Megalithic structure, Finned, Co. Sligo
Co. Sligo |
Megalithic Tombs
In a pasture field near Finned in County Sligo, a loose arc of ancient stones sits on a gentle east-facing slope, and nobody is quite sure what it is.
That uncertainty is itself what makes the site worth knowing about. Most megalithic remains, however fragmentary, can be slotted into a recognised category: a portal tomb, a stone circle, a cairn. This one resists all such tidiness.

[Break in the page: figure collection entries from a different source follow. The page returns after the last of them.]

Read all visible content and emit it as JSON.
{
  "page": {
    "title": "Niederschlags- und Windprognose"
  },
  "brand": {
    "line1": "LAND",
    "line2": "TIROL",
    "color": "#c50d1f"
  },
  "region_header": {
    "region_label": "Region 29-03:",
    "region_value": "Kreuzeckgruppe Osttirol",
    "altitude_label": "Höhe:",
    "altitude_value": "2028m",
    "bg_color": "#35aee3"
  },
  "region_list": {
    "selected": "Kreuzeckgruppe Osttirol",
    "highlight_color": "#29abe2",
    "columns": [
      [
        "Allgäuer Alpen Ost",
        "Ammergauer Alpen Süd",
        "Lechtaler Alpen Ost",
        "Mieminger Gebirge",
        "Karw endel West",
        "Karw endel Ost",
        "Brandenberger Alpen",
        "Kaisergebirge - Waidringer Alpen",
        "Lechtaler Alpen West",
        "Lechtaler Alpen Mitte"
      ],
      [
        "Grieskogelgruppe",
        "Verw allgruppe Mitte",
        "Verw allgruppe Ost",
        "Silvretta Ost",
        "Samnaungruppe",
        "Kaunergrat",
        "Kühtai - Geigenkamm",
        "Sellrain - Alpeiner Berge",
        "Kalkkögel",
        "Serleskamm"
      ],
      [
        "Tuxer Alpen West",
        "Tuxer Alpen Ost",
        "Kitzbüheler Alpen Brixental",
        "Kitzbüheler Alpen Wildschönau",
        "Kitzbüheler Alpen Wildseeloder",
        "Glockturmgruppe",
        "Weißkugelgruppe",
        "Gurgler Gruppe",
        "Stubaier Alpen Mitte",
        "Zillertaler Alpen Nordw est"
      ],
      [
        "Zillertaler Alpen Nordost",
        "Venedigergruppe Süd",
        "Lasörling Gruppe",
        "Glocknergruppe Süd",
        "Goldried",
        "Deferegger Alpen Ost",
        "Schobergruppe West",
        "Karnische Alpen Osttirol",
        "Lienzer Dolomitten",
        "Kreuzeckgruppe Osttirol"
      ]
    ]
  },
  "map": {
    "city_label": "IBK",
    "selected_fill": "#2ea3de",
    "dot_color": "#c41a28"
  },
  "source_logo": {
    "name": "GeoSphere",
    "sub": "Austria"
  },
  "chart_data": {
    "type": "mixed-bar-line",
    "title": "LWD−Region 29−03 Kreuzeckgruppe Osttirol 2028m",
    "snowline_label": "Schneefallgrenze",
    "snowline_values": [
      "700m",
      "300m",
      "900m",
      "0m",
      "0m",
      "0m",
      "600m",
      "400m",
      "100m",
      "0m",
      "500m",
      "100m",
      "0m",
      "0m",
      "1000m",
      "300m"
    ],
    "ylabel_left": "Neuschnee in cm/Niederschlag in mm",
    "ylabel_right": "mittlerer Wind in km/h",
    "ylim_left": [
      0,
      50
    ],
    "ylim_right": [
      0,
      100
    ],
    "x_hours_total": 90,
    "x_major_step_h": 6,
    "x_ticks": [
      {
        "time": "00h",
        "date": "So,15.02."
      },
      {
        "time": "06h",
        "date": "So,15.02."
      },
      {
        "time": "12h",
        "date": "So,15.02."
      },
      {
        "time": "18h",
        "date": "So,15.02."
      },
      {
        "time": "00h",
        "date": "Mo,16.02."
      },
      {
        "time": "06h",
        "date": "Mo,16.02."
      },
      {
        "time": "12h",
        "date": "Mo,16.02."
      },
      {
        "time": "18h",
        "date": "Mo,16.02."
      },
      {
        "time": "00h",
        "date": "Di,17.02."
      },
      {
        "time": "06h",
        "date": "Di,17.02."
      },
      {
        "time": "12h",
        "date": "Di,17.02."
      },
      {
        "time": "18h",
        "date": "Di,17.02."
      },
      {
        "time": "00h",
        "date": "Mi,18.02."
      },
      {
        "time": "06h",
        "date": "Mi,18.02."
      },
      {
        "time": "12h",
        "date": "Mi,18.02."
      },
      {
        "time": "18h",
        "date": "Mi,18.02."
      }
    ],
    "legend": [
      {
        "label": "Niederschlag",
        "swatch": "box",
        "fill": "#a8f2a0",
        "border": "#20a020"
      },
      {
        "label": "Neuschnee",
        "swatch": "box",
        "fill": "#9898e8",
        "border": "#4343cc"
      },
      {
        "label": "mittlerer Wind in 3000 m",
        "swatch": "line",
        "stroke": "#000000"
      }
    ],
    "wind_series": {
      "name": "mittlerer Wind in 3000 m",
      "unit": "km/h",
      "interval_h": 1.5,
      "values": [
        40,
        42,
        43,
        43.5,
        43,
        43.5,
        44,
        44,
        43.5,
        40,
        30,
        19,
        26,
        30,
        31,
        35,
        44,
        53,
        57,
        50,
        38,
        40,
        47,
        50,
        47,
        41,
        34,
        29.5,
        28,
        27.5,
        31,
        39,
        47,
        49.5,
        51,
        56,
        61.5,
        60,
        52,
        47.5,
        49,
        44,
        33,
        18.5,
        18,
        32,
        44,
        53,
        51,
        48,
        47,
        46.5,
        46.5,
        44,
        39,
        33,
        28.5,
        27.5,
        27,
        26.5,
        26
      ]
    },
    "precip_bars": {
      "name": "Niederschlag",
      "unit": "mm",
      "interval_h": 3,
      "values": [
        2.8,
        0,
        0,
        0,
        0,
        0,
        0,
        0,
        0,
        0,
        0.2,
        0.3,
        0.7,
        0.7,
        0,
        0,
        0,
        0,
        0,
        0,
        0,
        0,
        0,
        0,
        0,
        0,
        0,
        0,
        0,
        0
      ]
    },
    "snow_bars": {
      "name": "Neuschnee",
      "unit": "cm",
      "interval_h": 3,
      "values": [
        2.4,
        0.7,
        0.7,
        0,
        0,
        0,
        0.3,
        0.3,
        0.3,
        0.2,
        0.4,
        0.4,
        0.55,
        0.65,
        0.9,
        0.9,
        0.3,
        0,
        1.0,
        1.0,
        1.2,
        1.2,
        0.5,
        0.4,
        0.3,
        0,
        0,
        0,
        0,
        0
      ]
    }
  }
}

What survives is a roughly semi-circular arrangement of seven upright stones, spanning about 4.8 metres in diameter, with a further seven stones lying scattered across the ground nearby, almost certainly fallen uprights from the same structure. If those displaced stones once stood in place, the original setting would have formed something closer to a complete ring or enclosure. The northern half of the structure has been removed entirely, whether by farming, stone robbing, or some earlier disturbance, and with it any chance of identifying an entrance or determining how the monument was originally oriented. What makes the site stranger still is the material from which it was built. Every stone used in its construction is of conglomerate, a sedimentary rock formed from compressed gravel and pebble fragments, while the limestone that dominates the surrounding landscape was apparently passed over entirely. Whoever built this went out of their way to source a different stone, though why remains unknown. Without a clearer sense of the structure's original form, it is not possible to say with confidence whether this was a ceremonial enclosure, the kerb of a burial monument, or something else altogether. It sits in its field, half gone, made of the wrong stone, pointing nowhere in particular.